On Thu, 10 Mar 2011, Roman Divacky wrote:

Log:
 Some more shrinking.
...
    o    kname is explicitly initialized in main() as BSS
         in boot2 is not zeroed

Not zeroing the bss is very fragile and broken, and would save a negative
amount of space once other bugs are fixed:
- many other variables depend on the BSS being zeroed.  One is the critical
  `opts' variable -- this is only accessed by read-modify-write instructions
  which always read garbage unless the BSS is zeroed.

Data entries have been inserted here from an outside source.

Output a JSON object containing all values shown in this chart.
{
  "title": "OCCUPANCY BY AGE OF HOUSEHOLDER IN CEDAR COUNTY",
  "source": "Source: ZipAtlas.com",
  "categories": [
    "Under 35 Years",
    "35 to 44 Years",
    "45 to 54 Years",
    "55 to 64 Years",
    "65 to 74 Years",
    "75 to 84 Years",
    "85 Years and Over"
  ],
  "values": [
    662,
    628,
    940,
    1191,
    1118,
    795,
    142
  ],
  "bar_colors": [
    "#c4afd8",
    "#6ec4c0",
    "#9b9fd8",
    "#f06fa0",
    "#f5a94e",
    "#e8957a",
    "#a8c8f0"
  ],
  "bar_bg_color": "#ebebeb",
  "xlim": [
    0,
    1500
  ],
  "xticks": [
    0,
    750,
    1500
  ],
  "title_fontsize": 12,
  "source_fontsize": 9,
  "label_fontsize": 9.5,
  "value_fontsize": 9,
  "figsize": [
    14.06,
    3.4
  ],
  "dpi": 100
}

- -fno-zero-initialized-in-bss is missing in CFLAGS.  This confuses naive
  compilers into believing that the BSS actually works so that it is safe
  for them to translate bogus explicit initializations to zero like
  `char *kname = NULL;' from zero-data in the data section to
  implicitly-zeroed data in the BSS.
- fixing CFLAGS gives no change in boot2.o, except in the old version with
  "char *kname = NULL;" it moves kname from the BSS to the data section,
  thus expanding boot2.o by 4 bytes.
- initializing kname in main() takes a lot of code (10 bytes).  10 is
  because the code is pessimized for space.  It is "movl $0,kname".
  Good code in main() would take 7 bytes for the first zero-initialized
  variable and 5 bytes for each additional one
  ("xorl %eax,%eax; movl %eax,kname; movl %eax,opts; ...").  But this
  would still be bad code.  It takes 15 bytes for 2 variables and may miss
  many.  Initializing the whole BSS would takes at most 14 bytes for
  "movl $edata,%edi; movl $end-edata,%ecx; xorl %eax,%eax; rep stosb"
  (less if %eax is already 0 (only need %al) or the 0 in it or %ecx can
  be reused; less if the high word of %edi or %ecx is already 0 so that
  only the low word needs to be loaded).